Chernovsky and Janelle were having some pillow talk.

“It looks bad, real bad, for Quinn” Chernovsky told his wife.

“I thought you said there was good news regarding getting more ANFO.” Janelle said.

“Well, that is what I thought. But then there were a lot of details that made it no-big-deal” Chernovsky admitted with a regretful sigh.

“Like what?” Janelle asked.

“Well, like they can barely run five or six hours a day because they are limited to solar power” Chernovsky said.

“I thought you said they were going to get steam power” Janelle said.

“I thought so too, but there isn’t a steam engine in Eaton County” Chernovsky said.

“Bullshit!” Janelle said.

Chernovsky went up on one elbow. “Do you KNOW where there is a steam engine?”

“Tell me how big a steam engine you need and I bet I can find one in a month” Janelle bragged.

“Twenty horsepower would be perfect, but ten-to-thirty would work” Chernovsky said.

Chernovsky was thinking that they might not have a month.

Janelle got out of bed and put on a robe. It was cold in their small house.

She started writing letters. She had little assurance that the people she was addressing them to were still alive but she included (or next-of-kin).

She went through a “phase” when she was a regular fixture at the Steam Engine shows in Buckley and Mason and even a few of the shows in northern Ohio and Indiana. The old farts called her “that snot-nosed kid” even though she was almost twenty. The term, the way they used it, was a term of affection.
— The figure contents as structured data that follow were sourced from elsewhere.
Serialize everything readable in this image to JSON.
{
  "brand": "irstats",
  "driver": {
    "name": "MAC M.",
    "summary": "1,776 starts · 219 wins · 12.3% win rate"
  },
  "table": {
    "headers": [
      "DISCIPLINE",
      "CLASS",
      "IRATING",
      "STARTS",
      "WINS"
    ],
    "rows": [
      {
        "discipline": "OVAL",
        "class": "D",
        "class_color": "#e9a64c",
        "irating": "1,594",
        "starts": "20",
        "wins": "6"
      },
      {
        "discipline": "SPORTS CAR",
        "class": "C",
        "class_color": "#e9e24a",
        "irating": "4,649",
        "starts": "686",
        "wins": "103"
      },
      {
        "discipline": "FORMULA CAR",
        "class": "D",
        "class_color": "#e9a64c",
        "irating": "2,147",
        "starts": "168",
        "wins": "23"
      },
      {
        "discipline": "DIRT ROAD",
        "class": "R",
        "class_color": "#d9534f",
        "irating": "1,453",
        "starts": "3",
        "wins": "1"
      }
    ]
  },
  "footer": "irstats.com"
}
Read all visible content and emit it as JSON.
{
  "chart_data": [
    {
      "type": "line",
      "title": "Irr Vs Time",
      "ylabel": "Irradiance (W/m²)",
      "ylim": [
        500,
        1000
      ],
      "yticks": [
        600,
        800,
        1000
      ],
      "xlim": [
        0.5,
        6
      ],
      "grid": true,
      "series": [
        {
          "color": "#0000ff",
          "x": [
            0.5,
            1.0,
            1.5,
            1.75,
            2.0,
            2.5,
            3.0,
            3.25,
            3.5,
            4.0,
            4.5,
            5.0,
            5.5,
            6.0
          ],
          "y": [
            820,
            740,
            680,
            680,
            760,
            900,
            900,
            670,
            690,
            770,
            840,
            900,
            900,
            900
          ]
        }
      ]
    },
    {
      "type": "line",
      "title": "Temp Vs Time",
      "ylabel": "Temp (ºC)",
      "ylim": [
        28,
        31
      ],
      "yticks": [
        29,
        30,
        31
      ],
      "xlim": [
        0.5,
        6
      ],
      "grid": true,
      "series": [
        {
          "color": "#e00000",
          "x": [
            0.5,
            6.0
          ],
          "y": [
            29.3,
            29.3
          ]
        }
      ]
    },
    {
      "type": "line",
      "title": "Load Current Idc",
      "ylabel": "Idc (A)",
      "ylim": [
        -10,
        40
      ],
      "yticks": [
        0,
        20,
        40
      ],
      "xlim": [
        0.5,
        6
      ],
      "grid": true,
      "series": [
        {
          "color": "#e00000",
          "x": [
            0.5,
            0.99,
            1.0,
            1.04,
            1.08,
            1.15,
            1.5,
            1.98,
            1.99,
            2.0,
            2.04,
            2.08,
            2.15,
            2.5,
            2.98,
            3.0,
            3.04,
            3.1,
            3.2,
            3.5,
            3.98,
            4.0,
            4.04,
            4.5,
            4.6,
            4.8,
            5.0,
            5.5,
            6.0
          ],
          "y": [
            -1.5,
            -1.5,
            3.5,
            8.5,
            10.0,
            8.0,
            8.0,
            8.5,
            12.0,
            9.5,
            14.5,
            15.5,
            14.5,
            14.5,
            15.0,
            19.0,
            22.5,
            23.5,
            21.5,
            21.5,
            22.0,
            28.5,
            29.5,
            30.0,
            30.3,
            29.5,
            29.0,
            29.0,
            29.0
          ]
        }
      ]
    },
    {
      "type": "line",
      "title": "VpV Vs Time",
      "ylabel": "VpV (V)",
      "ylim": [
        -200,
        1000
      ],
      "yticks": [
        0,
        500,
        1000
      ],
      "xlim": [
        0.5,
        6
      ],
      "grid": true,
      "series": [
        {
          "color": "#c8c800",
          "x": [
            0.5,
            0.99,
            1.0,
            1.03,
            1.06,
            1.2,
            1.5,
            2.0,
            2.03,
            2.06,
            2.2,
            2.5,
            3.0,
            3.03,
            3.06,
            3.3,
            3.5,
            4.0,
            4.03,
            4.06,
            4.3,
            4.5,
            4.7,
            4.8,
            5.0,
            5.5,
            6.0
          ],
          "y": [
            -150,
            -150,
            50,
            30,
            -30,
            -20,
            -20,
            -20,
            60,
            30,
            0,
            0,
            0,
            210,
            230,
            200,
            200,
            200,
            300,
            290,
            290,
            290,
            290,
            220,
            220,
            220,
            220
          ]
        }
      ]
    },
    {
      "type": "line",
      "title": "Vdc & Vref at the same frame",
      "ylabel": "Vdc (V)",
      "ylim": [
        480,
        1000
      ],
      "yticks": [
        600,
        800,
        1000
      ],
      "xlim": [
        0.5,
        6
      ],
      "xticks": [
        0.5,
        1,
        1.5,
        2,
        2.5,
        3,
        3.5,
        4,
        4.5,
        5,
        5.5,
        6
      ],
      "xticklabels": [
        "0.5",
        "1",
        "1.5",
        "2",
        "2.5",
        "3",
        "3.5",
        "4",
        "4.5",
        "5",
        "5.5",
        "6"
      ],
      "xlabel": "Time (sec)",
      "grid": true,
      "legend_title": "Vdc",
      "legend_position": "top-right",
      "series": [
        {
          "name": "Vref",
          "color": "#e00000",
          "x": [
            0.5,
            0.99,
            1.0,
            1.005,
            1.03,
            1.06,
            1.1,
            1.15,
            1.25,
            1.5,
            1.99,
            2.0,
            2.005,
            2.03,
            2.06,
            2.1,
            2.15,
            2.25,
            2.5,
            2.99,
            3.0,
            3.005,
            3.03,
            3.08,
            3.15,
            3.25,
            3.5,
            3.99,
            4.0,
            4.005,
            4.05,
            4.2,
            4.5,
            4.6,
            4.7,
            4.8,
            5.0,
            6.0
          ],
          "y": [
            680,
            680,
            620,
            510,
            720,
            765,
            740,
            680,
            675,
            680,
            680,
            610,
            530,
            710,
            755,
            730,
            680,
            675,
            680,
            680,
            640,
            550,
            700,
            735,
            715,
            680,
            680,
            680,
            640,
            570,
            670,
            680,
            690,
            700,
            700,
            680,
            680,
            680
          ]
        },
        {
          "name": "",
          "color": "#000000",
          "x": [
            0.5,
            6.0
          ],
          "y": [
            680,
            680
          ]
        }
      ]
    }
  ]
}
The old men were watching their hobby, their love, die for want of new blood. Not only was Janelle young, but she was handy. Need a bronze bushing machined to some odd-ball dimension? Janelle not only could do it but she didn’t charge an arm-and-a-leg and she usually had it in the mail within a week.

The old men were more than happy to overlook that Janelle was as pretty as a mud-fence. Janelle had developed a fondness for the huge, hot, smoky, ground-shaking machines although it never became a “love”.

And then Janelle moved to the west coast and other things grabbed her attention.

Janelle was counting on old men having long memories.